Charles later visited the country as a young prince and visited again shortly after marrying his first wife, the late Princess Diana.

But this time he returns as king not only of the United Kingdom, but also of Australia. That is not an easy thing.

About 45% of Australians voted to abandon the monarchy in 1999, and Prime Minister Anthony Albanese’s Labor Party has long sought to hold a second referendum on the issue. But those plans were put on hold after Australians overwhelmingly rejected a plan to give greater political rights to Indigenous people in a referendum last year.

Although many Australians still prefer to be a republic, it is not central to the national conversation these days, says Ian Kemish, a former Australian ambassador. People are very focused on the economy, the rising cost of living and the rise of China.

The king’s visit helps to strengthen relations between Australia and the UK, which recently signed a tripartite security agreement with the United States. The agreement, known as AUKUS, will equip Australia’s navy with nuclear-powered submarines for the first time, while also expanding military cooperation and information sharing in other areas.

“In my view, we have bigger fish to fry here in Australia right now than the question of whether we should continue as part of a constitutional monarchy or become a republic,” Kemish said.

As Australia is very important to Charles, his lifelong passion is nature, and climate change is high on the agenda of the Commonwealth Heads of Government Meeting in Samoa.

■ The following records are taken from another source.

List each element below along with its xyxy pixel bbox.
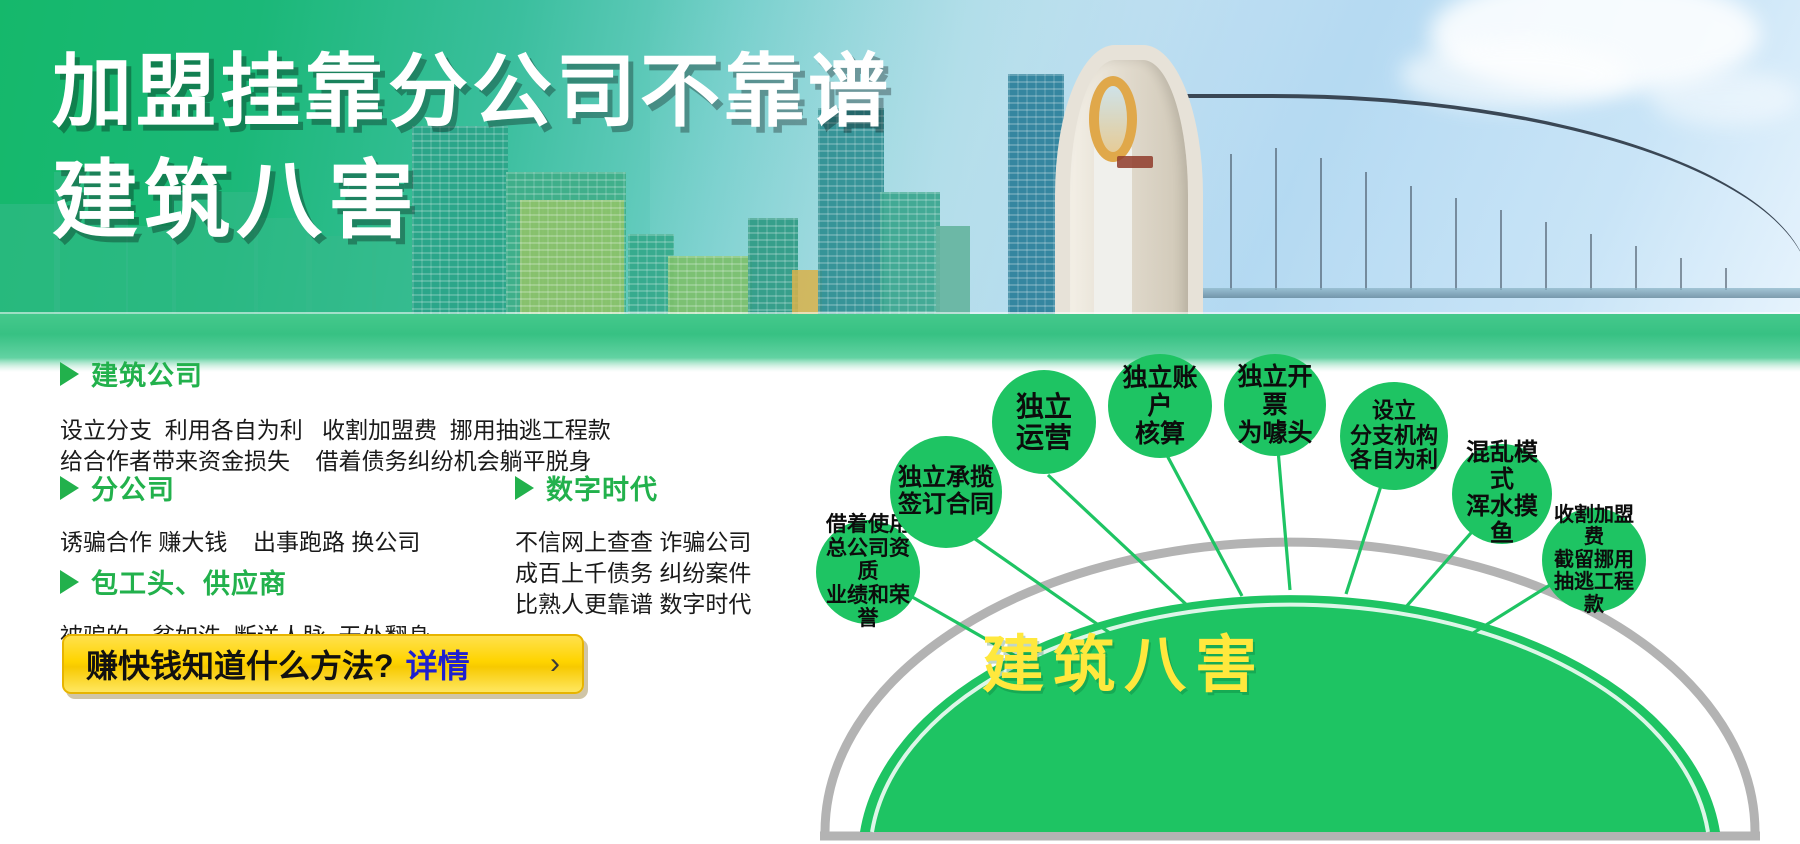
section-title: 包工头、供应商: [91, 562, 287, 601]
bubble-branch-setup: 设立 分支机构 各自为利: [1340, 382, 1448, 490]
body-line: 诱骗合作 赚大钱 出事跑路 换公司: [60, 527, 420, 558]
body-line: 不信网上查查 诈骗公司: [515, 527, 751, 558]
section-heading: 分公司: [60, 468, 420, 507]
section-title: 数字时代: [546, 468, 658, 507]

The Commonwealth is a voluntary association of 56 sovereign nations, many of which have historic ties to the UK.

Charles has built a reputation as an unspoken environmental campaigner, calling on world leaders to work together to curb carbon emissions that cause global warming. She will attend the summit for the first time as head of the Commonwealth, a role first held by her mother, the late Queen Elizabeth II.

Island nations like Samoa are at the forefront of climate emergencies, with the United Nations saying they are already feeling the effects of rising sea levels, ocean acidification and more powerful tropical storms.

Charles is “a true eco-warrior” who is respected by people around the world for his stance on climate change, Whitelock said.

“Focusing especially on environmental issues, I think will play to his strengths and show that he actually has a meaningful role to play in the Commonwealth,” he said. “And I think he knows that and he’ll appreciate that.”

Charles’ presence in Samoa could help focus international attention on the threats Pacific island nations face, said Kemish, who previously served as Australia’s ambassador to Papua New Guinea.

“These countries will go under the sea first and where the impact can be seen the most,” said Kemish. “And I think it is important that the attention of the world is brought to this part of the world. So, yes, I think more than a photo opportunity. We certainly hope so.”